撮影セットはデータインターフェースを表示する青い発光スクリーンが壁一面に埋め込まれ、近未来的なサイバー感に満ちていました。この世界観に溶け込むため、あえてグレーのキャスター付きオフィスチェアを調達して着席。座り姿は衣装の美しさを保ちつつ、泰然自若とした威厳を醸し出さねばならず、非常に繊細なコントロールが求められます。膝の上で両手を重ねたり、腕を外側へ軽く開いてワイドな袖口を自然に垂らしたりと工夫を凝らしました。アウターのスモックやグリーンのインナー生地が長めのため、ポーズを変えるたびにアシスタントに裾を広げてもらい、布地がもたついてシルエットを崩さないよう徹底しました。
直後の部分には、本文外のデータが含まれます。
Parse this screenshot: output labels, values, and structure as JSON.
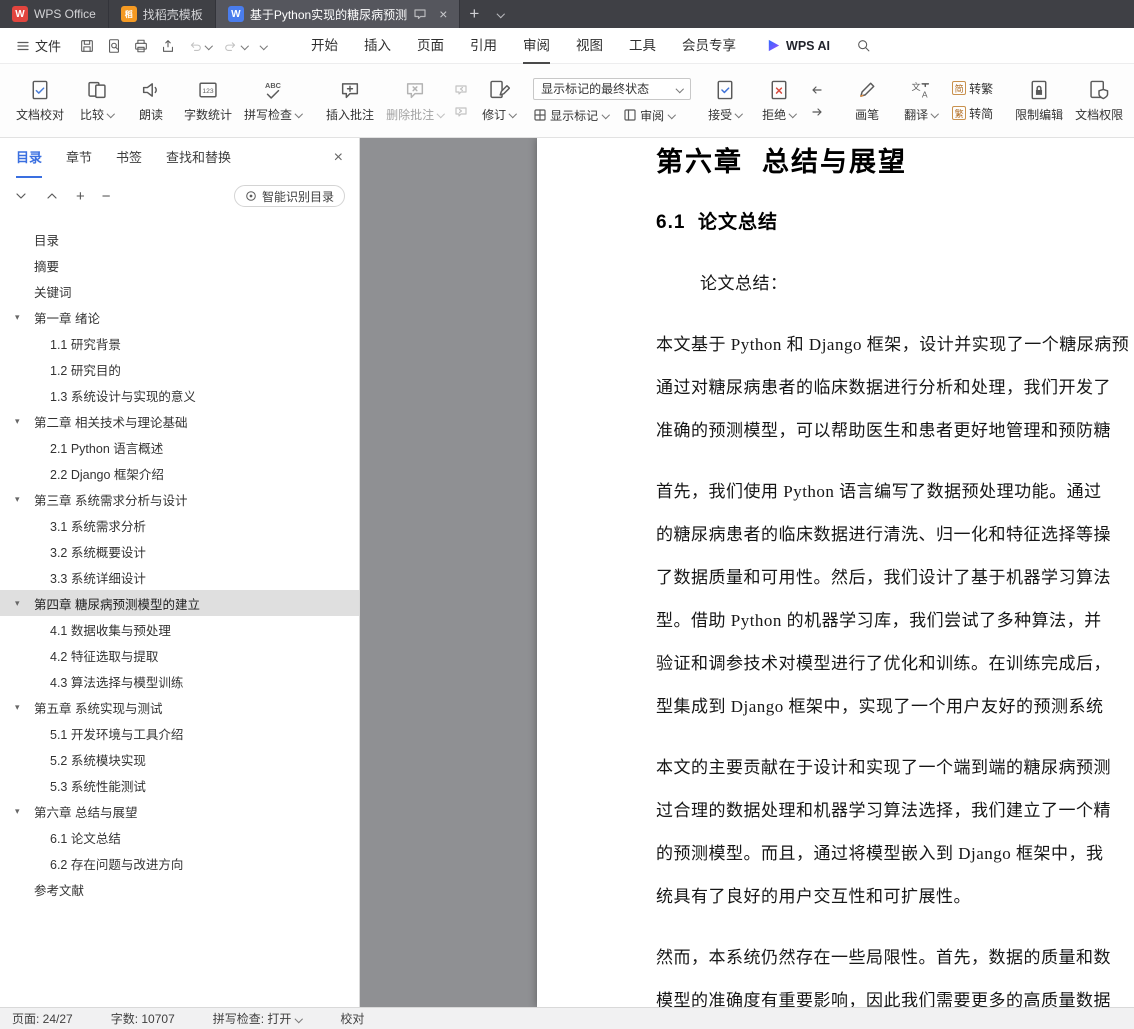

下半身のスタイリングは、全体の視覚的階調を深める極めて重要なポイントです。透け感のある黒ストッキングにメタルバックル付きの黒レザーガーターストラップを合わせることで、脚のラインをすらりと美しく引き締めました。足元の黒いヒールショートブーツは身長を高く見せるだけでなく、折り返しの蛍光グリーンがトップスの襟元と見事に呼応しています。ポージングの際は脚の角度を計算し、スカートの大胆なスリットから黒ストッキングとストラップが美しく覗くように意識することで、視覚的な伸びやかさとオペレーターならではの研ぎ澄まされた佇まいを際立たせました。

イベント特有の複雑なライティング下での撮影はタフな挑戦でした。会場の青い環境光が強く、そのまま撮ると顔立ちに色被りが生じやすいため、カメラマンと綿密に連携し、レフ板で顔周りに光を補いながら背景スクリーンのサイバーパンクなクールトーンを美しく活かしました。衣装の生地が強光で反射しやすかったため、アングルを細かく微調整してテカリによる質感の低下を防ぎました。

オフラインイベントへの参加は、単に衣装をお披露目するだけでなく、同じ作品を愛する仲間たちと巡り合う素晴らしい体験です。TapTap プレイフェスティバルの会場では、衣装のこだわりや設定への解釈について熱く語り合える方々にたくさん出会え、その温かな交流に胸が熱くなりました。ヒールブーツに複雑な衣装を纏い、背筋を伸ばし続けて座る撮影は体力を要しましたが、カメラの画面に映るSFセットとキャラクターの圧倒的なオーラが一体となったイベント写真を目にした時、すべての苦労が報われたと実感しました。『アークナイツ』の画面の中の存在を現実に紡ぎ出し、同じ空間で共鳴し合うことこそが、私がコスプレを愛し続ける最大の原動力です。